Dr. Mitesh Desai, Country Director, U.S. Centers for Disease Control and Prevention (CDC) Myanmar
Remarks as Prepared
Virtual Press Briefing
Wednesday, July 22, 2020
For over 60 years, CDC has been a global leader in helping countries to strengthen their ability to detect and respond to disease outbreaks. US CDC opened the Myanmar office in 2015 as our newest field office. US CDC’s work to support Myanmar’s response to COVID-19 builds on long-standing health cooperation.
Since long before the COVID-19 pandemic, CDC has been working in close partnership with the Myanmar Ministry of Health & Sports on critical initiatives like controlling HIV and malaria, and training Myanmar’s own workforce of epidemiologists. This builds on the global work of CDC scientists, from the time of smallpox eradication and advances in controlling vaccine-preventable diseases like polio and measles, to treating and preventing the major infectious killers of HIV, TB, and malaria, to more recent zoonotic outbreaks like new types of influenza, Ebola, Zika, and now coronavirus. We are also proud to work with USAID and other global scientific and development partners in Myanmar.
For COVID-19, CDC has committed $1.95 million in new COVID-19 assistance for Myanmar. This new funding will further support the MOHS’ field epidemiology training program and COVID-19 surveillance and epidemiology efforts. We are currently finalizing the details in partnership with the Ministry of Health & Sports.
CDC has been working in close collaboration with the MOHS’ key units responding to the COVID-19 pandemic, including the Central Epidemiology Unit and the National Health Laboratory to provide technical assistance. US CDC technical assistance on COVID-19 includes in-person consultations with regional CDC experts who visited Yangon, Nay Pyi Taw, and Mandalay in February.
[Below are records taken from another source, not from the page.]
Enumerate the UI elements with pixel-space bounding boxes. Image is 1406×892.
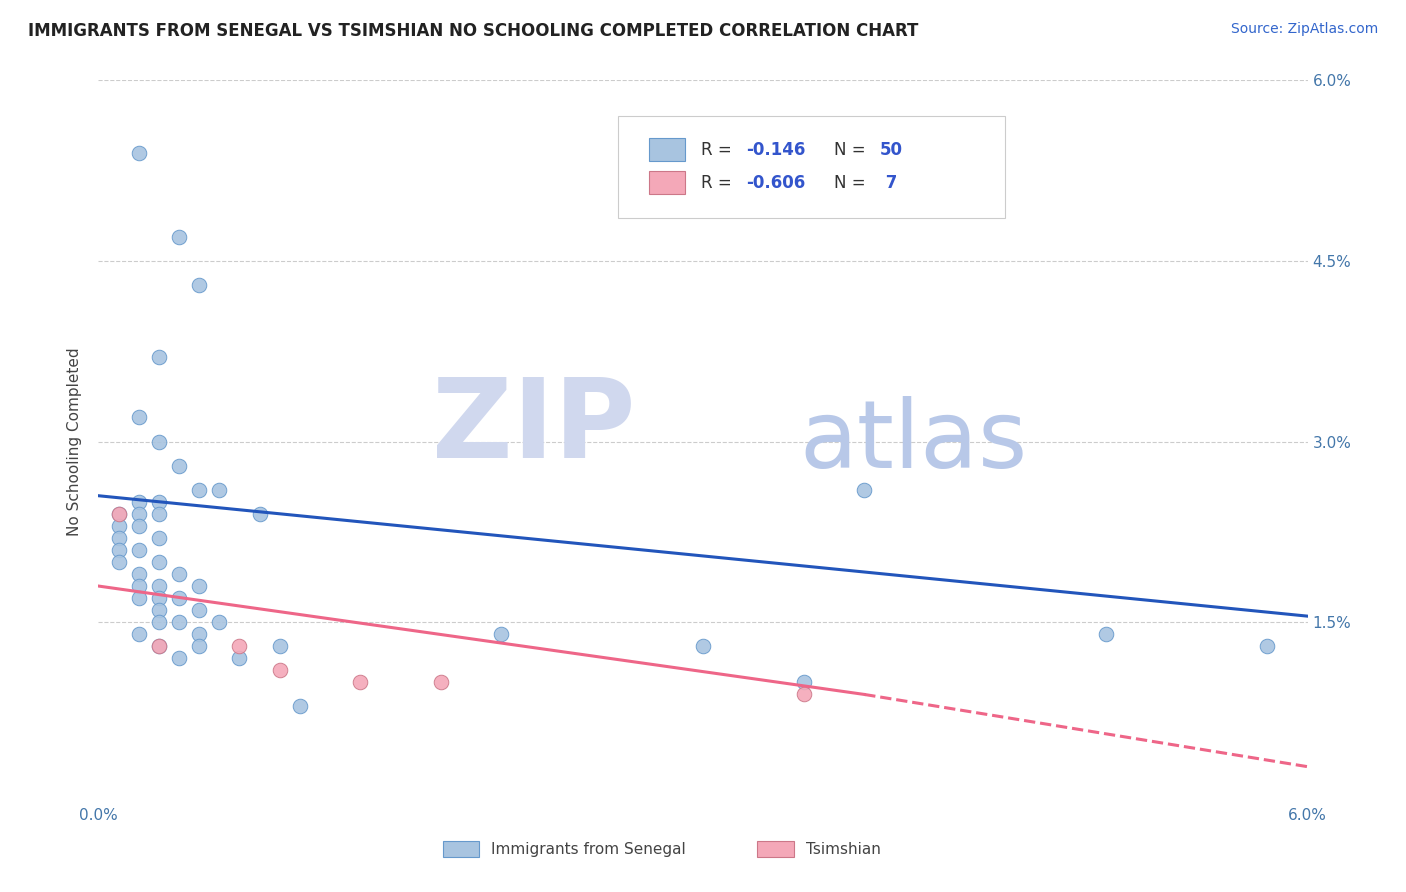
FancyBboxPatch shape — [443, 841, 479, 857]
Point — [107, 555, 129, 569]
Point — [148, 639, 170, 653]
Point — [148, 579, 170, 593]
Point — [148, 434, 170, 449]
Point — [208, 615, 231, 630]
Point — [491, 627, 513, 641]
Point — [128, 145, 150, 160]
Point — [128, 494, 150, 508]
Point — [188, 639, 211, 653]
Point — [167, 230, 190, 244]
Point — [793, 687, 815, 701]
Point — [148, 555, 170, 569]
Text: -0.146: -0.146 — [747, 141, 806, 159]
Point — [269, 664, 291, 678]
Text: N =: N = — [834, 141, 870, 159]
Point — [269, 639, 291, 653]
Point — [793, 675, 815, 690]
Point — [148, 350, 170, 364]
Point — [128, 410, 150, 425]
FancyBboxPatch shape — [648, 138, 685, 161]
Point — [107, 507, 129, 521]
Point — [128, 518, 150, 533]
Point — [148, 591, 170, 605]
Point — [148, 531, 170, 545]
Point — [853, 483, 876, 497]
Point — [107, 518, 129, 533]
Text: IMMIGRANTS FROM SENEGAL VS TSIMSHIAN NO SCHOOLING COMPLETED CORRELATION CHART: IMMIGRANTS FROM SENEGAL VS TSIMSHIAN NO … — [28, 22, 918, 40]
Point — [128, 507, 150, 521]
Text: Immigrants from Senegal: Immigrants from Senegal — [492, 841, 686, 856]
Point — [1095, 627, 1118, 641]
Point — [188, 627, 211, 641]
Point — [430, 675, 453, 690]
Point — [188, 579, 211, 593]
Point — [228, 639, 250, 653]
Point — [167, 651, 190, 665]
Point — [1256, 639, 1278, 653]
Point — [107, 531, 129, 545]
Point — [128, 591, 150, 605]
Text: R =: R = — [700, 174, 737, 192]
Y-axis label: No Schooling Completed: No Schooling Completed — [67, 347, 83, 536]
Point — [249, 507, 271, 521]
Point — [128, 542, 150, 557]
FancyBboxPatch shape — [648, 171, 685, 194]
Text: ZIP: ZIP — [432, 374, 636, 481]
Point — [148, 494, 170, 508]
Point — [188, 603, 211, 617]
Point — [208, 483, 231, 497]
Point — [188, 278, 211, 293]
Point — [349, 675, 371, 690]
Point — [148, 507, 170, 521]
Text: atlas: atlas — [800, 395, 1028, 488]
Text: -0.606: -0.606 — [747, 174, 806, 192]
Point — [128, 627, 150, 641]
Point — [288, 699, 311, 714]
Point — [107, 542, 129, 557]
Point — [148, 639, 170, 653]
Point — [167, 591, 190, 605]
Point — [188, 483, 211, 497]
Point — [692, 639, 714, 653]
FancyBboxPatch shape — [619, 117, 1005, 218]
Point — [167, 458, 190, 473]
Text: Source: ZipAtlas.com: Source: ZipAtlas.com — [1230, 22, 1378, 37]
FancyBboxPatch shape — [758, 841, 794, 857]
Point — [128, 567, 150, 582]
Point — [167, 567, 190, 582]
Text: Tsimshian: Tsimshian — [806, 841, 880, 856]
Point — [148, 615, 170, 630]
Text: R =: R = — [700, 141, 737, 159]
Point — [228, 651, 250, 665]
Point — [148, 603, 170, 617]
Text: 7: 7 — [880, 174, 897, 192]
Point — [167, 615, 190, 630]
Text: 50: 50 — [880, 141, 903, 159]
Text: N =: N = — [834, 174, 870, 192]
Point — [107, 507, 129, 521]
Point — [128, 579, 150, 593]
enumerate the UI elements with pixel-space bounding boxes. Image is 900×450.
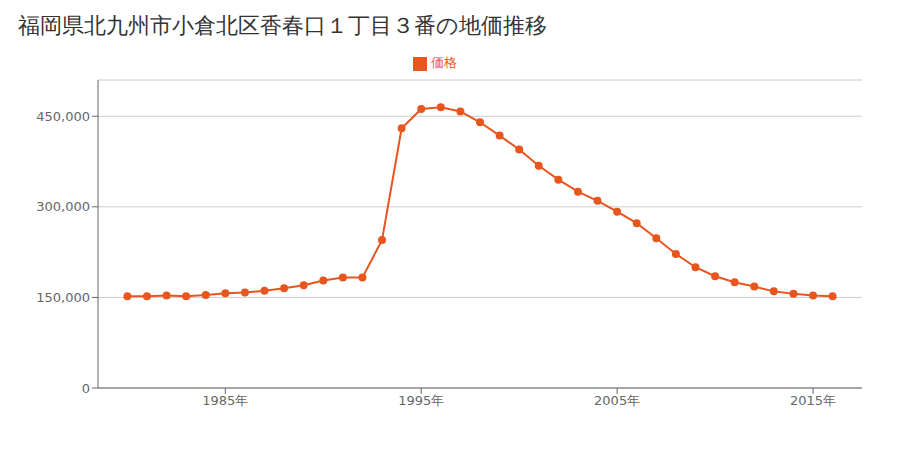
- svg-text:150,000: 150,000: [36, 290, 90, 305]
- svg-text:1985年: 1985年: [202, 393, 248, 408]
- svg-text:0: 0: [82, 381, 90, 396]
- svg-text:2005年: 2005年: [594, 393, 640, 408]
- html-text:福岡県北九州市小倉北区香春口１丁目３番の地価推移: 福岡県北九州市小倉北区香春口１丁目３番の地価推移: [18, 13, 547, 38]
- svg-text:1995年: 1995年: [398, 393, 444, 408]
- svg-text:2015年: 2015年: [790, 393, 836, 408]
- svg-text:300,000: 300,000: [36, 199, 90, 214]
- svg-text:450,000: 450,000: [36, 109, 90, 124]
- html-text:価格: 価格: [431, 55, 457, 70]
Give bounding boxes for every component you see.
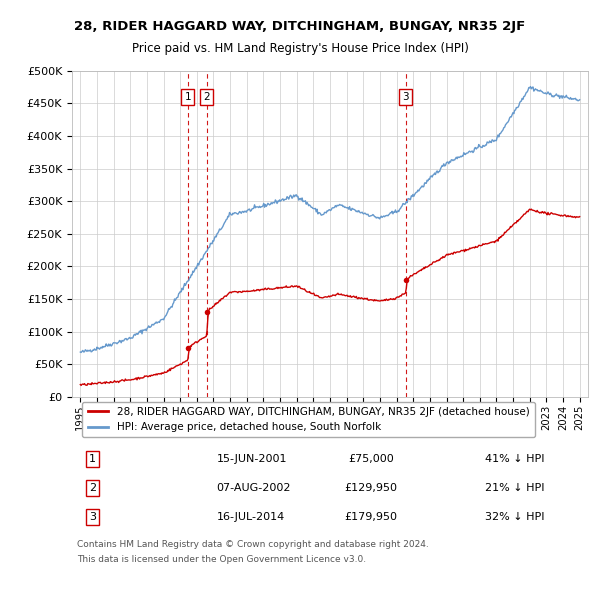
- Text: 2: 2: [203, 92, 210, 102]
- Text: £75,000: £75,000: [349, 454, 394, 464]
- Text: This data is licensed under the Open Government Licence v3.0.: This data is licensed under the Open Gov…: [77, 555, 366, 564]
- Text: 15-JUN-2001: 15-JUN-2001: [217, 454, 287, 464]
- Text: 41% ↓ HPI: 41% ↓ HPI: [485, 454, 544, 464]
- Text: 3: 3: [89, 512, 96, 522]
- Text: 1: 1: [89, 454, 96, 464]
- Text: £129,950: £129,950: [345, 483, 398, 493]
- Text: 2: 2: [89, 483, 96, 493]
- Text: £179,950: £179,950: [345, 512, 398, 522]
- Text: 32% ↓ HPI: 32% ↓ HPI: [485, 512, 544, 522]
- Text: Contains HM Land Registry data © Crown copyright and database right 2024.: Contains HM Land Registry data © Crown c…: [77, 540, 429, 549]
- Text: 3: 3: [402, 92, 409, 102]
- Text: 28, RIDER HAGGARD WAY, DITCHINGHAM, BUNGAY, NR35 2JF: 28, RIDER HAGGARD WAY, DITCHINGHAM, BUNG…: [74, 20, 526, 33]
- Text: Price paid vs. HM Land Registry's House Price Index (HPI): Price paid vs. HM Land Registry's House …: [131, 42, 469, 55]
- Text: 07-AUG-2002: 07-AUG-2002: [217, 483, 291, 493]
- Text: 21% ↓ HPI: 21% ↓ HPI: [485, 483, 544, 493]
- Legend: 28, RIDER HAGGARD WAY, DITCHINGHAM, BUNGAY, NR35 2JF (detached house), HPI: Aver: 28, RIDER HAGGARD WAY, DITCHINGHAM, BUNG…: [82, 402, 535, 438]
- Text: 1: 1: [184, 92, 191, 102]
- Text: 16-JUL-2014: 16-JUL-2014: [217, 512, 285, 522]
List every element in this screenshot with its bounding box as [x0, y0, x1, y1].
CDC offices in Yangon and Bangkok have continued to provide direct virtual technical assistance to MOHS throughout the COVID-19 pandemic.
US CDC has also been working through other multilateral technical and development partners, and contributing to the WHO-coordinated, MOHS-led COVID-19 response to improve testing and surveillance, clinical management of COVID-19, and preventing the spread of infection.
Additionally, CDC is launching several new regional capacity-building programs managed out of the Southeast Asia Regional office, which will aim to help strengthen Myanmar’s laboratory systems in biosafety and quality management, emergency preparedness, response and management capacity, port of entry screening for mobile populations, such as migrant workers, and One Health activities, which aim to help prevent and detect future zoonotic outbreaks.
This work builds on our prior successful cooperation, including CDC’s partnership with MOHS to launch the first ever Field Epidemiology Training Program (FETP) Intermediate course in Myanmar to offer specialized epidemiology training for health professionals in 2018. This program graduated 15 “disease detectives” in 2019, who are now contributing in meaningful and substantial ways to Myanmar’s COVID-19 response. I was indeed very heartened to hear in the speech from His Excellency the Union Minister Dr. Myint Htwe, when he described the FETP graduation as “one of the happiest days of [his] life”.
Let me also just add that beyond COVID-19, US CDC plans to broaden and deepen our partnership with the Myanmar MOHS in the coming months, first, by adding a resident advisor under the President’s Malaria Initiative, secondly, thru long term technical advisory support to Myanmar’s Expanded Program on Immunizations in its impressive and ambitious vaccine-preventable disease control agenda, and thirdly, continuing to provide strategic advice on developing Myanmar’s own national public health institute, or Myanmar-CDC.
Let me end by reiterating my personal and US CDC’s commitment to providing long-term high-impact assistance that will enhance Myanmar’s health security, and to strengthening the health dimension of the strategic partnership between our two countries.